Zukünftig steht im Betrieb Benninghoff MilchEnergie die Umstellung auf ein neues Melksystem an. Jedoch ist der Betriebsleiter sich noch nicht sicher, auf welches System in Zukunft gesetzt werden soll. Bezüglich der Herdengröße ist der Standort ausgereizt.
Zuchtbetrieb Bielefeld – Dalvers
Als letztes wurde der Betrieb der Familie Bielefeld in Niedersachsen besichtigt. Der Milchviehbetrieb melkt heute rund 400 Milchkühe im Zuchtgebiet der OHG und bewirtschaftet 250 ha Fläche.
Die 250 ha teilen sich in 100 ha Grünland und 150 ha Ackerland, wovon auf 120 ha Silomais angebaut wird. Die Flächen liegen sehr arrondiert um den Betrieb, die weiteste Hof-Feld-Entfernung beträgt 6 km. Die Arbeit in der Außenwirtschaft wird weitestgehend durch ein Lohnunternehmer übernommen.
Neben den zahlreichen Holstein-Milchkühen werden auch 400 Kälber und Rinder auf dem Betrieb gehalten. Die Familie behält 60% der Nachzucht. Sie sehen darin den Vorteil der besseren Selektionsmöglichkeit. Außerdem verkaufen sie als Zuchtbetrieb auch einen Teil ihrer Nachzucht auf den monatlichen Tierauktionen des Zuchtverbandes.

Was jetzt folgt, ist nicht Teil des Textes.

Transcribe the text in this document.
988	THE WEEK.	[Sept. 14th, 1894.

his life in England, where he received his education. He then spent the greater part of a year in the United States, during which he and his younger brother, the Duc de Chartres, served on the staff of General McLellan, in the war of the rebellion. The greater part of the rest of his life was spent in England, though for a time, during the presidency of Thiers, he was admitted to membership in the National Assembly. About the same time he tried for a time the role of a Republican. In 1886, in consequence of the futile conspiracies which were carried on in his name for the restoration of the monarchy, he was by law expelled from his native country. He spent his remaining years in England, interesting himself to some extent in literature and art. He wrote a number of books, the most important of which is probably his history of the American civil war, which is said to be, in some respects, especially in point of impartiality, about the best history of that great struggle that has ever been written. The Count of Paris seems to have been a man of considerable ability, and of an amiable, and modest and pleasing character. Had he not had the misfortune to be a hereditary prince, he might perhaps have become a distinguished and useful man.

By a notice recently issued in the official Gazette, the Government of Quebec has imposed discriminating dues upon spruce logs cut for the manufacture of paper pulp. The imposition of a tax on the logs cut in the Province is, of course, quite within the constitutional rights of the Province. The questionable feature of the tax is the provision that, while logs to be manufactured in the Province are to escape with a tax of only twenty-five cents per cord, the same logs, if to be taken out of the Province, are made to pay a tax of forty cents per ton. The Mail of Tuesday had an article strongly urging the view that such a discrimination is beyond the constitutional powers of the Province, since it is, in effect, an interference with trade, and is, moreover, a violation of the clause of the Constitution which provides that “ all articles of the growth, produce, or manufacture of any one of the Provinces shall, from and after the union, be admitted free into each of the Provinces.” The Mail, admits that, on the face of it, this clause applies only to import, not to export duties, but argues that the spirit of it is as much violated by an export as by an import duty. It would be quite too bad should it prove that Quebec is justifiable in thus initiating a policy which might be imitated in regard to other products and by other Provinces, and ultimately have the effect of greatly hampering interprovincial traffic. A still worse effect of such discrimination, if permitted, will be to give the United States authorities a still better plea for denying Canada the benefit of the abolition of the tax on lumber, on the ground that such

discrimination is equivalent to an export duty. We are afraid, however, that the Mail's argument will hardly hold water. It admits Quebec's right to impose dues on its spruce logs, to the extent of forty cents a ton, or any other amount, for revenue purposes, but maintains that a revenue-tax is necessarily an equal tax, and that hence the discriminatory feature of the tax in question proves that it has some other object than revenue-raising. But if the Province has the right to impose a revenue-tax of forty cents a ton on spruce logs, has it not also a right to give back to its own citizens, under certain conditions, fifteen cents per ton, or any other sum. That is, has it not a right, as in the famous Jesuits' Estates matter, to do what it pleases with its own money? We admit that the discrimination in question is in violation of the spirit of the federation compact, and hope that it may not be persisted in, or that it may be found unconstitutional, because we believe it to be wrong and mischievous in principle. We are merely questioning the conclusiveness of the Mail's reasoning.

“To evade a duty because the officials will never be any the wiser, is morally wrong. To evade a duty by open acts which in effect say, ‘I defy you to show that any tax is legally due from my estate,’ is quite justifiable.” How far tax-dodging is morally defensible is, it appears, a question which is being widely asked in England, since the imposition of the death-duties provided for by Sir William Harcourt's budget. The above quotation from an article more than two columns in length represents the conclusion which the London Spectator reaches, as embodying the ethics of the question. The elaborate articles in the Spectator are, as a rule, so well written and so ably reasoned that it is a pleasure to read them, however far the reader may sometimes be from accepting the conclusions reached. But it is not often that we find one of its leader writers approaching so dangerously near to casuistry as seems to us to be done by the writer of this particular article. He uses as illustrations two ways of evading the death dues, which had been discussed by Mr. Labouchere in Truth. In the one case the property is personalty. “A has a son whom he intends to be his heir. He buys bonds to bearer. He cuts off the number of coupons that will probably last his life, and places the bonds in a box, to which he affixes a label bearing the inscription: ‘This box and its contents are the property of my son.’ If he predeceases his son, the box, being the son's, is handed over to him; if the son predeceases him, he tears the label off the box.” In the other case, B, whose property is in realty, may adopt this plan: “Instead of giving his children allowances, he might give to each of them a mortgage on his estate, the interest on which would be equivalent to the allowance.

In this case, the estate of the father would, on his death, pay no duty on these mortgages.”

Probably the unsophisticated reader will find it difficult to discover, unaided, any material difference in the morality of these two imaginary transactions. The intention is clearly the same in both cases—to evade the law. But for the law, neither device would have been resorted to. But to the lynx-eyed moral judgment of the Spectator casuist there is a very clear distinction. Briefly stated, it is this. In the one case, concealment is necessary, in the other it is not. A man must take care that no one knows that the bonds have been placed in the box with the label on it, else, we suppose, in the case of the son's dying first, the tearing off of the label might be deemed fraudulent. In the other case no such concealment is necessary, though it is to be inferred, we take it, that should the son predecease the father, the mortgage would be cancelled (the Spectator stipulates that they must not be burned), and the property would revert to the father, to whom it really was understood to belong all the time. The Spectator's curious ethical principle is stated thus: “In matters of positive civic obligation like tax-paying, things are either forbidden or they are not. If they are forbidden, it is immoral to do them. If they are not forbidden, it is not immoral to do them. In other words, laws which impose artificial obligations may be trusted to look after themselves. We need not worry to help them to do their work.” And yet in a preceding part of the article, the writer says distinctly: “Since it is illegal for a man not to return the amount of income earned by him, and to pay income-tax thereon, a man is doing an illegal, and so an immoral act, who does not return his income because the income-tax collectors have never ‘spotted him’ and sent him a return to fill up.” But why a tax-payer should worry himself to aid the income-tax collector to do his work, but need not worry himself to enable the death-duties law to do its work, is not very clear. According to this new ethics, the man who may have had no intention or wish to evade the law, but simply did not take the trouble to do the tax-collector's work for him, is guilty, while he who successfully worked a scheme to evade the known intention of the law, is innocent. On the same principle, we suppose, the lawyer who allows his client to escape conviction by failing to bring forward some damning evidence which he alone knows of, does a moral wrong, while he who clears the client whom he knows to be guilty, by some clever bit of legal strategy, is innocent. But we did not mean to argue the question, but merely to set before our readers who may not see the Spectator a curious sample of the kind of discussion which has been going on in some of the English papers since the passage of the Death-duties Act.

Moderne und innovative Gebäulichkeiten
Gemolken wird auf dem Betrieb in einem Doppel 16er Fischgrätenmelkstand mit Schnellaustrieb. Der Melkstand wurde 2008 mit einem neuen Melkzentrum gebaut. Direkt hinter dem Melkstand befinden sich ein Wartehof und der Strohbereich für die Frischabkalber. Eine Besonderheit am Melkzentrum ist der komplett unterkellerte Melkstand. Dies war der Familie beim Bau wichtig, weil sie den Lärmpegel beim Melken geringhalten wollten, indem die ganze Technik im Keller verbaut wurde. Außerdem kann der Milchkontrolleur die Proben von unten nehmen und der Arbeitsbereich beim Melken ist somit frei und kann ungestört weiterlaufen.

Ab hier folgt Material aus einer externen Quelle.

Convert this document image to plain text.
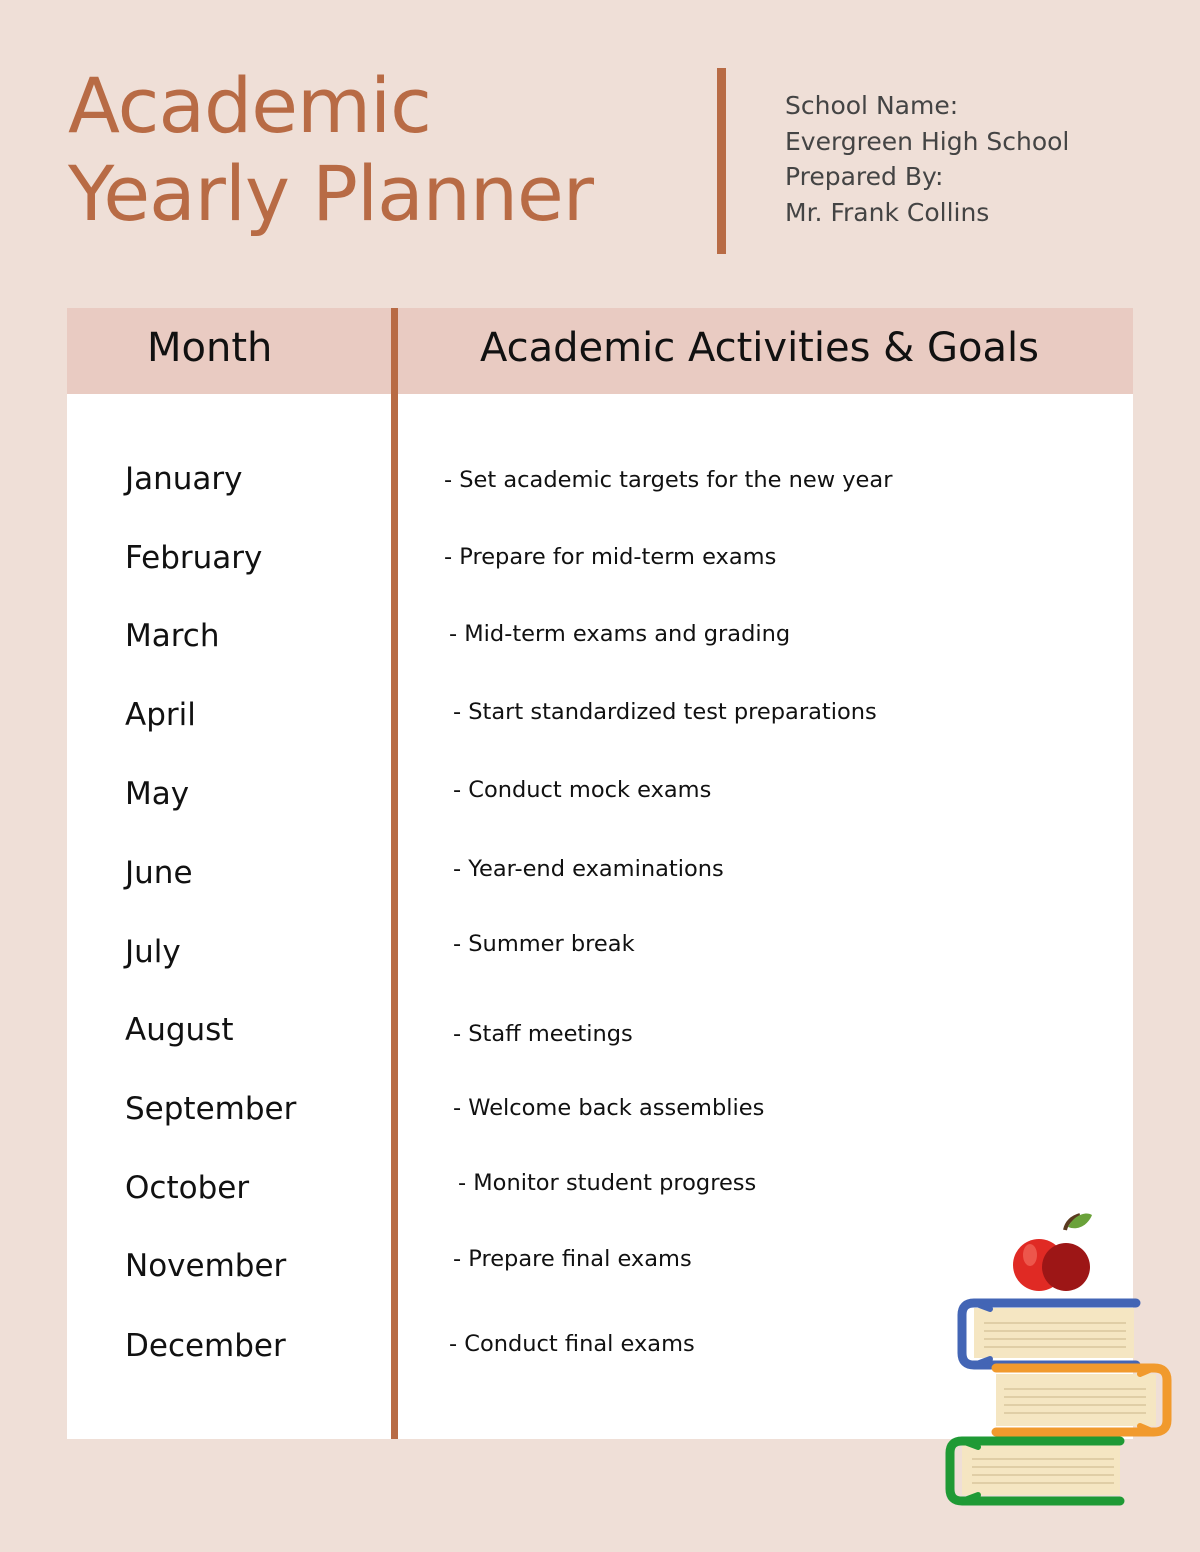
Academic
Yearly Planner
School Name:
Evergreen High School
Prepared By:
Mr. Frank Collins
Month	Academic Activities & Goals
January	- Set academic targets for the new year
February	- Prepare for mid-term exams
March	- Mid-term exams and grading
April	- Start standardized test preparations
May	- Conduct mock exams
June	- Year-end examinations
July	- Summer break
August	- Staff meetings
September	- Welcome back assemblies
October	- Monitor student progress
November	- Prepare final exams
December	- Conduct final exams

2008 wurde, durch eine Stallerweiterung die Herde um 130 Kühe auf 330 Kühe aufgestockt. Den nächsten Schritt machte Familie Bielefeld 2016 mit dem Bau eines neuen Trockensteherstalls. Dadurch gewannen sie im Stall für die laktierenden Kühe nochmal 70 Kuhplätze dazu. Der moderne Trockensteherstall in mit großzügigen Tiefstreuboxen ausgestattet, indem die Gruppenabkalbungen stattfinden.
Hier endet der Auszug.